For the development cohort, 89 fundamental features were extracted and analyzed to compare against the results from a prior experiment [19], which showed that there are differences in the concordance correlation coefficient (CCC) values caused by differences in reconstruction kernels. The 89 selected features were divided into 23 non-redundant feature groups, as previously done in order to replicate their results and to compare how the newly trained CNN kernel converter would affect the reproducibility of the feature groups. The features quantified tumor size, shape, boundary shape, tumor sharpness (e.g., sigmoid slope), histogram-derived density distribution, and texture patterns (e.g., gray-level co-occurrence matrix (GLCM), gray-level run-length matrix (GLRLM), gray-level size zone matrix (GLSZM), neighboring gray tone difference matrix (NGTDM), Laplacian of Gaussian, 3D Laws, and wavelet). The detailed description for the selection of the 89 features can be found in the Supplementary Materials Table S3 of the original manuscript [21]. For the validation cohort and its kernel converted counterparts, a total of 1158 features (composed of 89 previously mentioned features and their extensions) were calculated from the tumor region of interest (ROI). The in-house feature extractor and its 1158 features have been utilized and published in multiple articles [6,15,23,37,38,39]. Of note, our in-house feature extractor was developed prior to the IBSI (Image Biomarker Standardization Initiative) standard; we have compared our feature extractor with the IBSI [38] and showed that there were no significant differences in predicting EGFR mutation status in lung cancer when using either of the two feature extractors. Thus, we ultimately decided to use our in-house feature extractor because it is easy for us to perform analysis based on feature grouping due to the fact that we are more knowledgeable about our feature implementation.

2.5. CNN Kernel Converter Development and Validation

An open-source CNN [30] was re-trained using the development cohort to develop CNN models to convert the CT reconstruction kernels from smooth to sharp and vice-versa. Out of the 32 patients, 14 patients’ CT images were used to train two CNN models. There were 4628 images in the training set and 1560 images in the testing set to train the models. The learning rate was 1 × 10⁻⁴, the total number of epochs was 55 with each batch size at 2314, the optimization type was ADAM, and the loss function was sum of squares. The selection of our model’s training parameters was fine-tuned from the original paper [30] to better fit our model’s training and learning. The selection process was trial-and-error to minimize loss and converge the prediction error values between the training data and the testing data to prevent underfitting or overfitting, as is protocol with fine-tuning techniques. Furthermore, we set aside an additional 1012 images for quality check using root mean square error calculation between the output image generated by the CNN kernel converter and the ground truth (data not shown). Each training session took over 10 h. The newly trained networks for smooth to sharp conversion and vice-versa are uploaded and publicly available for use at the following GitHub page: https://github.com/jin-yoon34/CNN_kernel_conversion, and it can be applied using the method originally described by Choe et al. [30].
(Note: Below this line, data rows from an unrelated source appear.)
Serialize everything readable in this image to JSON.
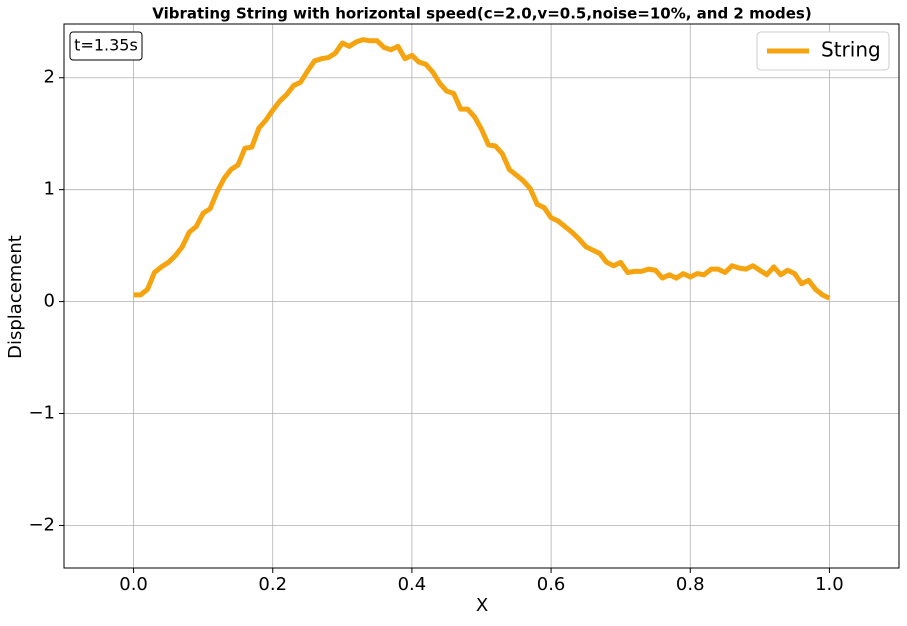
{
  "chart_data": {
    "type": "line",
    "title": "Vibrating String with horizontal speed(c=2.0,v=0.5,noise=10%, and 2 modes)",
    "xlabel": "X",
    "ylabel": "Displacement",
    "annotation": "t=1.35s",
    "x": [
      0,
      0.01,
      0.02,
      0.03,
      0.04,
      0.05,
      0.06,
      0.07,
      0.08,
      0.09,
      0.1,
      0.11,
      0.12,
      0.13,
      0.14,
      0.15,
      0.16,
      0.17,
      0.18,
      0.19,
      0.2,
      0.21,
      0.22,
      0.23,
      0.24,
      0.25,
      0.26,
      0.27,
      0.28,
      0.29,
      0.3,
      0.31,
      0.32,
      0.33,
      0.34,
      0.35,
      0.36,
      0.37,
      0.38,
      0.39,
      0.4,
      0.41,
      0.42,
      0.43,
      0.44,
      0.45,
      0.46,
      0.47,
      0.48,
      0.49,
      0.5,
      0.51,
      0.52,
      0.53,
      0.54,
      0.55,
      0.56,
      0.57,
      0.58,
      0.59,
      0.6,
      0.61,
      0.62,
      0.63,
      0.64,
      0.65,
      0.66,
      0.67,
      0.68,
      0.69,
      0.7,
      0.71,
      0.72,
      0.73,
      0.74,
      0.75,
      0.76,
      0.77,
      0.78,
      0.79,
      0.8,
      0.81,
      0.82,
      0.83,
      0.84,
      0.85,
      0.86,
      0.87,
      0.88,
      0.89,
      0.9,
      0.91,
      0.92,
      0.93,
      0.94,
      0.95,
      0.96,
      0.97,
      0.98,
      0.99,
      1.0
    ],
    "series": [
      {
        "name": "String",
        "color": "#f5a30f",
        "values": [
          0.06,
          0.06,
          0.11,
          0.26,
          0.31,
          0.35,
          0.41,
          0.49,
          0.62,
          0.67,
          0.79,
          0.83,
          0.98,
          1.1,
          1.18,
          1.22,
          1.37,
          1.38,
          1.55,
          1.62,
          1.71,
          1.79,
          1.85,
          1.93,
          1.96,
          2.06,
          2.15,
          2.17,
          2.18,
          2.22,
          2.31,
          2.28,
          2.32,
          2.34,
          2.33,
          2.33,
          2.27,
          2.25,
          2.28,
          2.17,
          2.2,
          2.14,
          2.12,
          2.05,
          1.95,
          1.88,
          1.86,
          1.72,
          1.72,
          1.65,
          1.54,
          1.4,
          1.39,
          1.32,
          1.18,
          1.13,
          1.08,
          1.01,
          0.87,
          0.84,
          0.75,
          0.72,
          0.67,
          0.62,
          0.56,
          0.49,
          0.46,
          0.43,
          0.35,
          0.32,
          0.35,
          0.26,
          0.27,
          0.27,
          0.29,
          0.28,
          0.21,
          0.24,
          0.21,
          0.25,
          0.22,
          0.25,
          0.24,
          0.29,
          0.29,
          0.26,
          0.32,
          0.3,
          0.29,
          0.32,
          0.28,
          0.24,
          0.31,
          0.24,
          0.28,
          0.25,
          0.16,
          0.19,
          0.11,
          0.06,
          0.03
        ]
      }
    ],
    "xlim": [
      -0.1,
      1.1
    ],
    "ylim": [
      -2.38,
      2.48
    ],
    "xticks": [
      {
        "value": 0,
        "label": "0.0"
      },
      {
        "value": 0.2,
        "label": "0.2"
      },
      {
        "value": 0.4,
        "label": "0.4"
      },
      {
        "value": 0.6,
        "label": "0.6"
      },
      {
        "value": 0.8,
        "label": "0.8"
      },
      {
        "value": 1,
        "label": "1.0"
      }
    ],
    "yticks": [
      {
        "value": -2,
        "label": "−2"
      },
      {
        "value": -1,
        "label": "−1"
      },
      0,
      1,
      2
    ],
    "grid": true,
    "legend": "upper right"
  }
}
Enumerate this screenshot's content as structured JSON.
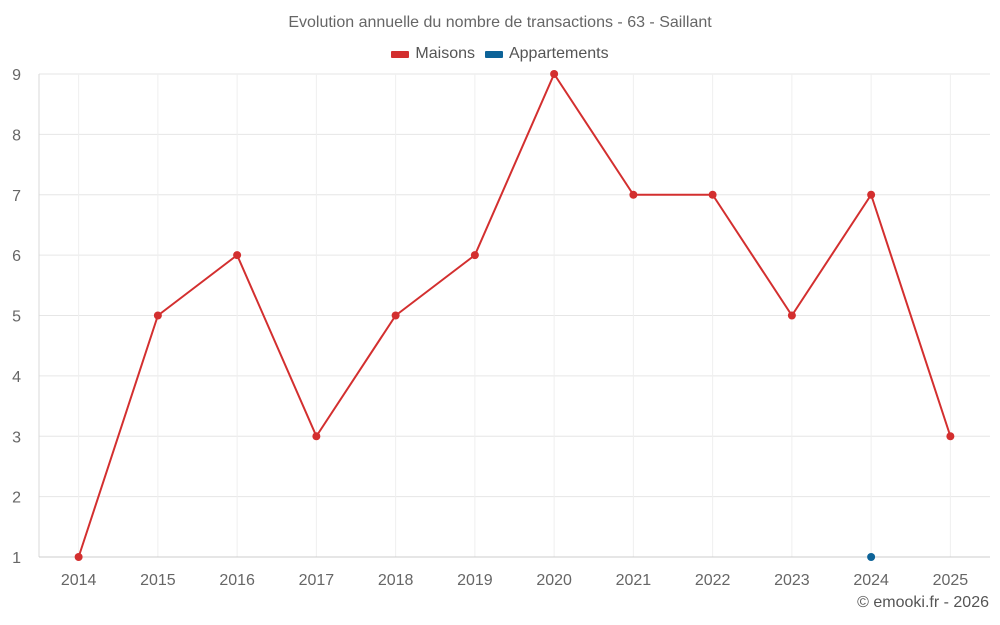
{
  "chart_data": {
    "type": "line",
    "title": "Evolution annuelle du nombre de transactions - 63 - Saillant",
    "categories": [
      "2014",
      "2015",
      "2016",
      "2017",
      "2018",
      "2019",
      "2020",
      "2021",
      "2022",
      "2023",
      "2024",
      "2025"
    ],
    "ylim": [
      1,
      9
    ],
    "yticks": [
      1,
      2,
      3,
      4,
      5,
      6,
      7,
      8,
      9
    ],
    "grid": true,
    "legend_placement": "top-center",
    "series": [
      {
        "name": "Maisons",
        "color": "#d32f2f",
        "values": [
          1,
          5,
          6,
          3,
          5,
          6,
          9,
          7,
          7,
          5,
          7,
          3
        ]
      },
      {
        "name": "Appartements",
        "color": "#0d6398",
        "values": [
          null,
          null,
          null,
          null,
          null,
          null,
          null,
          null,
          null,
          null,
          1,
          null
        ]
      }
    ]
  },
  "credit": "© emooki.fr - 2026"
}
The implementation of CNN kernel converter is easy and quick. The CNN converter takes less than 0.5 s to generate 1 converted CT DICOM image. For each patient’s thin slice chest CT, it only takes a couple of minutes to convert the entire CT scan to another kernel using the CNN kernel converter. The total amount of time to generate new images varies due to each patient’s CT containing a varying number of images.
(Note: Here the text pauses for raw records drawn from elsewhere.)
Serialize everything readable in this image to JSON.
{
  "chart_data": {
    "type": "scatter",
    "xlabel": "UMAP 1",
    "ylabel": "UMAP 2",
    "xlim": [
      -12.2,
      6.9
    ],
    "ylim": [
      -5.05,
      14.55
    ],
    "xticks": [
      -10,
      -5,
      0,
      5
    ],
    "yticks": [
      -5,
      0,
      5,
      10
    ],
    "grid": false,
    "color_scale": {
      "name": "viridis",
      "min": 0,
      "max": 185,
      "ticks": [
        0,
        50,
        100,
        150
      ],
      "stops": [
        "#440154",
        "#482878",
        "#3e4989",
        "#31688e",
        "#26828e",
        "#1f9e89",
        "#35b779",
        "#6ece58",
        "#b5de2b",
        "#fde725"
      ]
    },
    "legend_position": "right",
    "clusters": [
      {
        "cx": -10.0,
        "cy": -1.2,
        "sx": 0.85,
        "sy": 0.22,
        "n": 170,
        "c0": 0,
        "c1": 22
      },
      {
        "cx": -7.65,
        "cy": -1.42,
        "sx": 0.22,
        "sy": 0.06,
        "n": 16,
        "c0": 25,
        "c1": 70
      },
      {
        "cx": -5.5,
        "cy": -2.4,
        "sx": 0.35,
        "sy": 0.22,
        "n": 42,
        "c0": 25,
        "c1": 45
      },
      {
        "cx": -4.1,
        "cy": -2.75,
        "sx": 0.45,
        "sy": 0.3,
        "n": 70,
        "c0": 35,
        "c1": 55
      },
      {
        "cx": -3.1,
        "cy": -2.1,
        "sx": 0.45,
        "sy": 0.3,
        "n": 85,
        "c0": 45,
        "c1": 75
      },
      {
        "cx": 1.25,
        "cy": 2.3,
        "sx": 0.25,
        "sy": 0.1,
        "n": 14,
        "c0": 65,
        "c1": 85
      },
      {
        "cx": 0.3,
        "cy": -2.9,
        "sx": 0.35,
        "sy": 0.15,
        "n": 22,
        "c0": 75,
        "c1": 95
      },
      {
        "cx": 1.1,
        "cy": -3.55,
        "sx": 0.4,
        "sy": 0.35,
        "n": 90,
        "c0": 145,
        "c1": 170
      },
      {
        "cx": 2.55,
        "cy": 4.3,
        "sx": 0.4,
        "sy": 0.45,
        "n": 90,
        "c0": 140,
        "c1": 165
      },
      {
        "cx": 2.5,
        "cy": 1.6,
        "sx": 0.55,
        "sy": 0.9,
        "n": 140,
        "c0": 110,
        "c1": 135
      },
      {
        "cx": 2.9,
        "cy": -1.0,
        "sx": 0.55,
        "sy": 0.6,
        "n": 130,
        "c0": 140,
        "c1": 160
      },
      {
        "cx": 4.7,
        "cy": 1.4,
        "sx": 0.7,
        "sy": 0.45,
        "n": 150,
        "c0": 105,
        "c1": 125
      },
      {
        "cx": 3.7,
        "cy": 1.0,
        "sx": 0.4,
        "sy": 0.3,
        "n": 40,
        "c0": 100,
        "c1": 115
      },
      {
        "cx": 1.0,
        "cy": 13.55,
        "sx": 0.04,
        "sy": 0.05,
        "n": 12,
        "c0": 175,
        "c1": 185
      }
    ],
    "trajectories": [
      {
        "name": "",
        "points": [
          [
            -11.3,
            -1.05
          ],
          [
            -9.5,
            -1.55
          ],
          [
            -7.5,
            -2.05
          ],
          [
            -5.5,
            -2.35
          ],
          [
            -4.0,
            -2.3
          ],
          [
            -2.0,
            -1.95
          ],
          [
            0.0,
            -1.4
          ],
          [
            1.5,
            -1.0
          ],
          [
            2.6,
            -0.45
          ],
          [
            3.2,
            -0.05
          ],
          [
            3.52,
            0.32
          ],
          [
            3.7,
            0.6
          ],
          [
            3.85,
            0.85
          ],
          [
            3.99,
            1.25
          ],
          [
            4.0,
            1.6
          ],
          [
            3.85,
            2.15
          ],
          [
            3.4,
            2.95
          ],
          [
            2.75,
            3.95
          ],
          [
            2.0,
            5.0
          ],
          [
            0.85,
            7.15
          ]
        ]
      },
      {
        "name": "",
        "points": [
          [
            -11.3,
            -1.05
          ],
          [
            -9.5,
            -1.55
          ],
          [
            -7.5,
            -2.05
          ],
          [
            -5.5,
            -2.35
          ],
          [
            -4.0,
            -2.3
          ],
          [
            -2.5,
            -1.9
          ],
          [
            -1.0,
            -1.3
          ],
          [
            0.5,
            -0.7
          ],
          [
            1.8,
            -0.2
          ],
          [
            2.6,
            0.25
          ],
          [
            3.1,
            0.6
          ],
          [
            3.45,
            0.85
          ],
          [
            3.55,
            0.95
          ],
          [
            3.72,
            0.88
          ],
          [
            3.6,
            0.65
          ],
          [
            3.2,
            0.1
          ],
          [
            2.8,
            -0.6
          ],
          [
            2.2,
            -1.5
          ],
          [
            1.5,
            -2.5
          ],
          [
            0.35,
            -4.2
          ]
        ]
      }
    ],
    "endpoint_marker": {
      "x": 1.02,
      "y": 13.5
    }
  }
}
The features were extracted using our in-house feature extractor. The success of kernel conversion and feature reproducibility was confirmed by calculating the CCC [40] between the converted settings and the target settings for each feature. The CCCs ranged from −1 to 1, and a CCC value of 1 meant that there was a perfect correlation between the two calculated features.

The computer used in this study was an Intel Xeon Processor E5-2620 v4 2.1 GHz CPU with 128 GB DDR4 memory and an NVIDIA GeForce GTX TITAN Xp 12 GB GPU. The algorithms were implemented with Python 2.7 [41].
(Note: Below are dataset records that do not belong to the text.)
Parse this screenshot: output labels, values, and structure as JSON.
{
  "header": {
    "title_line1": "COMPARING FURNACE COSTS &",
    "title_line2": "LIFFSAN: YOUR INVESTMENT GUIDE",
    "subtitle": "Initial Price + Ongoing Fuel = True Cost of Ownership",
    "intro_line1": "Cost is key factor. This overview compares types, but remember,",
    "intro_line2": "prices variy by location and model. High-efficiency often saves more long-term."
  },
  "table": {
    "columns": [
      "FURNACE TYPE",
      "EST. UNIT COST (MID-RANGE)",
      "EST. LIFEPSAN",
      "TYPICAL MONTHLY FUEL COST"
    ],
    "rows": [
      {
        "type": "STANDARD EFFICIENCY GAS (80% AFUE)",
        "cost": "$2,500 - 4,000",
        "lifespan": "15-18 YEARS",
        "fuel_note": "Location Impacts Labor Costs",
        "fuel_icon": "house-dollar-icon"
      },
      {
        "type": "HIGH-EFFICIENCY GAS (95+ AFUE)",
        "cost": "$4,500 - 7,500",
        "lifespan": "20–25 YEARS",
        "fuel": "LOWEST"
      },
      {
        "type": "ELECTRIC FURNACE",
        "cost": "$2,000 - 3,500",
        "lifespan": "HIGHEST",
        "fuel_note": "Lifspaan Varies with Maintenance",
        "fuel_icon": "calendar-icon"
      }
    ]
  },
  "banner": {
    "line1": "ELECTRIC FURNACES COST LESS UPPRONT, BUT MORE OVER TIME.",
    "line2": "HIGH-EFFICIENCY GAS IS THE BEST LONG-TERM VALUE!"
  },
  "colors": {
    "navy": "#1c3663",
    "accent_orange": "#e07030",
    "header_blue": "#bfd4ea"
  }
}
2.6. Randomization and Formation of Mixed Groups

To simulate a retrospective collection of images with varying reconstruction kernels, we created a mixed group, where we randomly assigned each of the 223 patients to either smooth or sharp kernels in order to create a mixed group to mimic multi-center data with heterogeneous reconstruction kernel settings. The resulting mixed group with the original images, “ori_mix”, was composed of 111 patients’ images with smooth kernels and 112 patients’ images with sharp kernels. Then, “conv_mix_smo” group was created by keeping all the patients with smooth kernels the same while converting all the patients with sharp kernels to smooth (conv_smo) using the CNN kernel converter, resulting in every patient in the group either having maintained its original smooth kernel or converted from sharp to smooth (conv_smo) kernel. Similarly, “conv_mix_shp” group was created by keeping all the patients with sharp kernels the same while converting all patients with smooth kernels to sharp (conv_shp) kernels.

2.7. Univariate Analysis

The effect of CNN kernel conversion on the mixture group was analyzed through univariate analyses. Univariate analysis was performed for each feature to predict the EGFR mutation status of the lung cancer. This analysis was performed in each kernel setting group including the three hypothetical mixture groups. The performance of each feature was measured using receiver operating characteristic (ROC) curve and area under the curve (AUC) of the ROC curve.

2.8. Statistical Analyses

Data are represented as mean ± standard deviation where appropriate. Statistical analyses were performed by using Python 3.8 [41]. To determine whether the kernel conversion affected the average CCC’s, we performed two-tailed Wilcoxon signed rank test before and after kernel conversion. The null hypothesis was that there was no difference between the medians of the CCC’s. p values less than 0.05 were considered significant. To determine whether the kernel conversion affected the results of univariate analysis, we performed two tailed Wilcoxon signed rank test before and after kernel conversion. To test whether there were differences between the wildtype (WT) groups and EGFR positive (EGFR) groups of varying kernel settings, we performed analysis of variance (ANOVA) to test for significance among the means of the groups being analyzed and multiple student’s t-tests for direct comparisons between two groups.

3. Results

3.1. Patient Demographics

A total of 255 NSCLC patients (development cohort: n = 32; validation cohort: n = 223) were included in the study, with each patient having CT images of both smooth and sharp kernels. The distributions of the validation cohort can be seen on Table 1. The validation cohort shows that there is no significantly different distribution between the WT and the EGFR groups in age, tumor stage or N-stage. There were significantly more males in the WT group than females, significantly more smokers in the WT group, more non-smokers in the EGFR group, and significantly more poorly-differentiated tumors in the WT group.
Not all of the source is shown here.